Alicia Holloway, a University of Georgia Cooperative Extension Agriculture and Natural Resources agent in Barrow County, provides the following suggestions for managing summertime insect pests:
“Ants interrupting a picnic is a common summer experience, and no one wants fire ants interrupting summer fun — they are aggressive when disturbed and their stings are painful. For smaller areas of less than an acre, treating individual mounds is advised, and there are numerous contact pesticides, granular, mound drenches and dusts that are effective for individual mound control. The most important advice for using these chemicals is to follow label instructions. For most treatments, it is important not to disturb the mound. Read carefully and apply pesticides as directed for the highest level of efficacy. For more detailed information see the Extension publication ‘Managing Imported Fire Ants in Urban Areas.’
“Fly populations increase in summer and occasionally become home pests. Prevention is the key to controlling these opportunistic pests. Take garbage out of the home at least twice a week and, if you compost, make sure to keep material waiting to go to the pile covered. Keep outdoor garbage cans tightly closed and clean them regularly to prevent spilled garbage or leaky bags from providing an ideal breeding ground for flies. Also, place garbage cans far from building entrances. If flies do make their way indoors, sprays labeled for flies or good, old-fashioned swatters can take down the stray fly or two and keep them from reproducing. For higher numbers, sticky traps with the chemical attractant Z-9-tricosene are effective for control.
“Mosquitos are hands-down the worst summer pest. Not only are their bites itchy, certain species of mosquitos can spread diseases. Mosquitos need standing water to reproduce, and many homes grow their own population of mosquitos simply by allowing collected water to stand. Prevent mosquitos by eliminating areas of your yard that could hold water. There are many possible culprits, including plant containers, toys and even tarps on boats or other equipment that may collect water. Don’t forget to refresh water in bird baths at least once a week. Managing standing water is especially useful for controlling day-biting mosquitos, which are most likely the Asian tiger mosquito, which cannot travel far from larval habitats.
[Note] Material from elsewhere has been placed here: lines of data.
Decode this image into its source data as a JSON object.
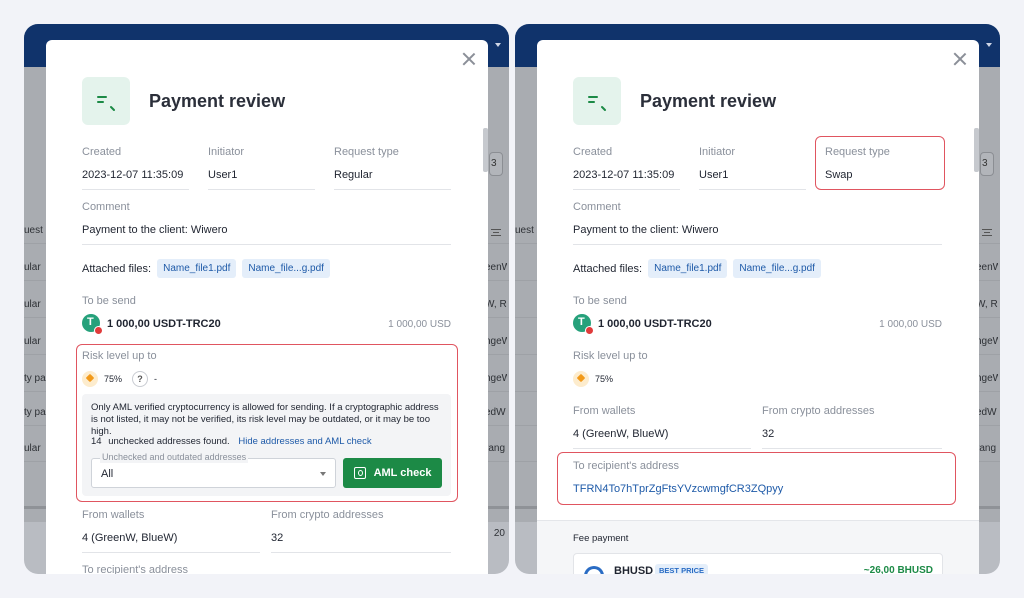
{
  "modal": {
    "title": "Payment review",
    "created_label": "Created",
    "created_value": "2023-12-07 11:35:09",
    "initiator_label": "Initiator",
    "initiator_value": "User1",
    "request_type_label": "Request type",
    "comment_label": "Comment",
    "comment_value": "Payment to the client: Wiwero",
    "attached_label": "Attached files:",
    "files": [
      "Name_file1.pdf",
      "Name_file...g.pdf"
    ],
    "to_be_send_label": "To be send",
    "amount": "1 000,00 USDT-TRC20",
    "amount_usd": "1 000,00 USD",
    "risk_label": "Risk level up to",
    "risk_percent": "75%",
    "risk_unknown_value": "-",
    "from_wallets_label": "From wallets",
    "from_wallets_value": "4 (GreenW, BlueW)",
    "from_crypto_label": "From crypto addresses",
    "from_crypto_value": "32",
    "recipient_label": "To recipient's address"
  },
  "left": {
    "request_type_value": "Regular",
    "aml_notice": "Only AML verified cryptocurrency is allowed for sending. If a cryptographic address is not listed, it may not be verified, its risk level may be outdated, or it may be too high.",
    "unchecked_count": "14",
    "unchecked_text": "unchecked addresses found.",
    "hide_link": "Hide addresses and AML check",
    "select_legend": "Unchecked and outdated addresses",
    "select_value": "All",
    "aml_button": "AML check"
  },
  "right": {
    "request_type_value": "Swap",
    "recipient_address": "TFRN4To7hTprZgFtsYVzcwmgfCR3ZQpyy",
    "fee_title": "Fee payment",
    "fee_coin": "BHUSD",
    "fee_badge": "BEST PRICE",
    "fee_price": "~26,00 BHUSD"
  },
  "background": {
    "col_header": "uest",
    "rows_left": [
      "ular",
      "ular",
      "ular",
      "ty pa",
      "ty pa",
      "ular"
    ],
    "rows_right_suffix": [
      "eenW",
      "W, R",
      "ngeW",
      "ngeW",
      "edW",
      "rang"
    ],
    "partial_box": "3",
    "partial_bottom": "20"
  },
  "colors": {
    "header_navy": "#10336b",
    "accent_green": "#1c8a46",
    "link_blue": "#1e5aa8",
    "highlight_red": "#e05560"
  }
}
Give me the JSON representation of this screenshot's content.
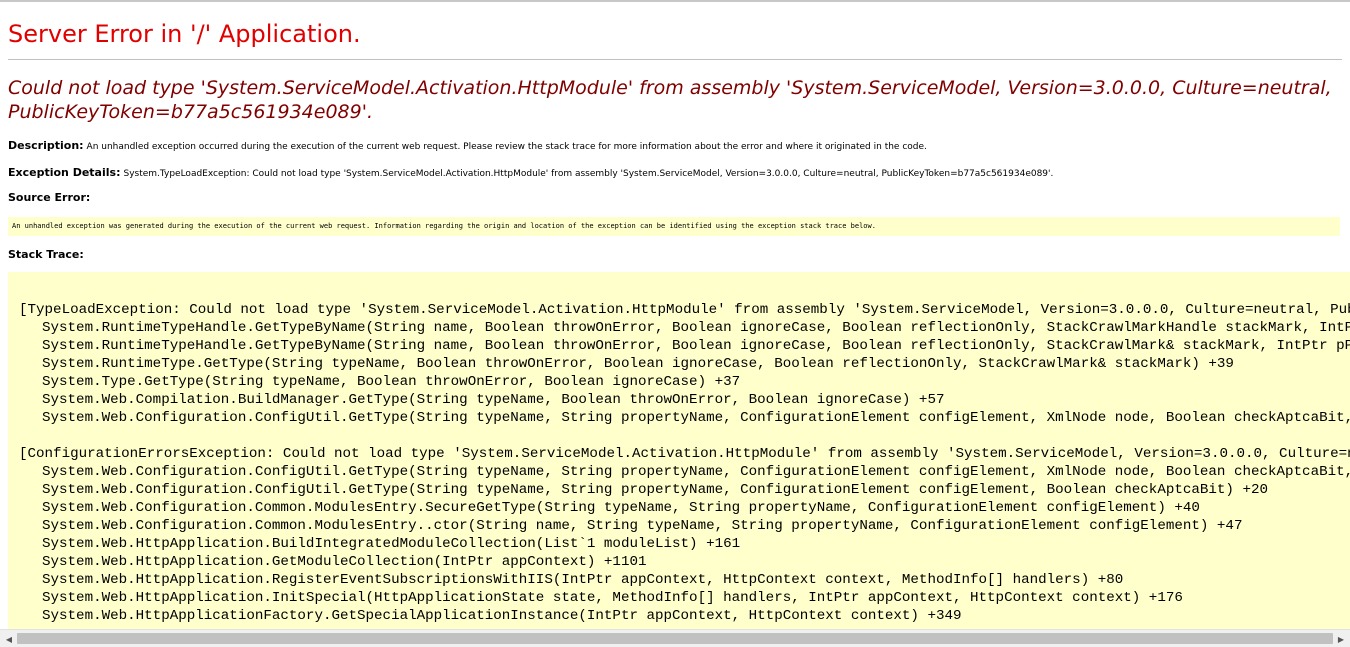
{
  "page": {
    "title": "Server Error in '/' Application.",
    "error_message": "Could not load type 'System.ServiceModel.Activation.HttpModule' from assembly 'System.ServiceModel, Version=3.0.0.0, Culture=neutral, PublicKeyToken=b77a5c561934e089'.",
    "description_label": "Description:",
    "description_text": "An unhandled exception occurred during the execution of the current web request. Please review the stack trace for more information about the error and where it originated in the code.",
    "exception_label": "Exception Details:",
    "exception_text": "System.TypeLoadException: Could not load type 'System.ServiceModel.Activation.HttpModule' from assembly 'System.ServiceModel, Version=3.0.0.0, Culture=neutral, PublicKeyToken=b77a5c561934e089'.",
    "source_label": "Source Error:",
    "source_text": "An unhandled exception was generated during the execution of the current web request. Information regarding the origin and location of the exception can be identified using the exception stack trace below.",
    "stack_label": "Stack Trace:"
  },
  "stack_trace": [
    "[TypeLoadException: Could not load type 'System.ServiceModel.Activation.HttpModule' from assembly 'System.ServiceModel, Version=3.0.0.0, Culture=neutral, PublicKeyTo",
    "System.RuntimeTypeHandle.GetTypeByName(String name, Boolean throwOnError, Boolean ignoreCase, Boolean reflectionOnly, StackCrawlMarkHandle stackMark, IntPtr pPriv",
    "System.RuntimeTypeHandle.GetTypeByName(String name, Boolean throwOnError, Boolean ignoreCase, Boolean reflectionOnly, StackCrawlMark& stackMark, IntPtr pPrivHostB",
    "System.RuntimeType.GetType(String typeName, Boolean throwOnError, Boolean ignoreCase, Boolean reflectionOnly, StackCrawlMark& stackMark) +39",
    "System.Type.GetType(String typeName, Boolean throwOnError, Boolean ignoreCase) +37",
    "System.Web.Compilation.BuildManager.GetType(String typeName, Boolean throwOnError, Boolean ignoreCase) +57",
    "System.Web.Configuration.ConfigUtil.GetType(String typeName, String propertyName, ConfigurationElement configElement, XmlNode node, Boolean checkAptcaBit, Boolean",
    "",
    "[ConfigurationErrorsException: Could not load type 'System.ServiceModel.Activation.HttpModule' from assembly 'System.ServiceModel, Version=3.0.0.0, Culture=neutral,",
    "System.Web.Configuration.ConfigUtil.GetType(String typeName, String propertyName, ConfigurationElement configElement, XmlNode node, Boolean checkAptcaBit, Boolean",
    "System.Web.Configuration.ConfigUtil.GetType(String typeName, String propertyName, ConfigurationElement configElement, Boolean checkAptcaBit) +20",
    "System.Web.Configuration.Common.ModulesEntry.SecureGetType(String typeName, String propertyName, ConfigurationElement configElement) +40",
    "System.Web.Configuration.Common.ModulesEntry..ctor(String name, String typeName, String propertyName, ConfigurationElement configElement) +47",
    "System.Web.HttpApplication.BuildIntegratedModuleCollection(List`1 moduleList) +161",
    "System.Web.HttpApplication.GetModuleCollection(IntPtr appContext) +1101",
    "System.Web.HttpApplication.RegisterEventSubscriptionsWithIIS(IntPtr appContext, HttpContext context, MethodInfo[] handlers) +80",
    "System.Web.HttpApplication.InitSpecial(HttpApplicationState state, MethodInfo[] handlers, IntPtr appContext, HttpContext context) +176",
    "System.Web.HttpApplicationFactory.GetSpecialApplicationInstance(IntPtr appContext, HttpContext context) +349"
  ],
  "scrollbar": {
    "left_arrow_icon": "triangle-left-icon",
    "right_arrow_icon": "triangle-right-icon"
  }
}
To keep your backyard comfortable, avoid or repel low levels of mosquitos that are present in the evening using fans and repellant lanterns with a heat source.
“Lots of folks are alarmed by wasps and hornets but, left alone, these insects are not aggressive. In addition, they are important pollinators and can help control pest populations. Unless nests are very near doors or other high traffic areas, leave them, but be mindful of the nests and give them a bit of space. In the winter, those colonies will die and nests can be easily removed.
“While I mostly associate summer with outdoor pests, many insects will start looking for warmth as temperatures begin to cool down. Asian ladybugs and brown marmorated stink bugs can invade houses by the hundreds. Now is the time to prepare your home against these cooler-weather invaders. Make sure cracks around windows are caulked, window screens are intact and door sweeps are installed on exterior doors. Essentially, plug up any opening that could allow insects to enter. In addition, a residual pesticide around the exterior of the house, especially at potential entry points, can prevent insects from entering. Preparing by late summer can prevent an insect invasion in the fall.”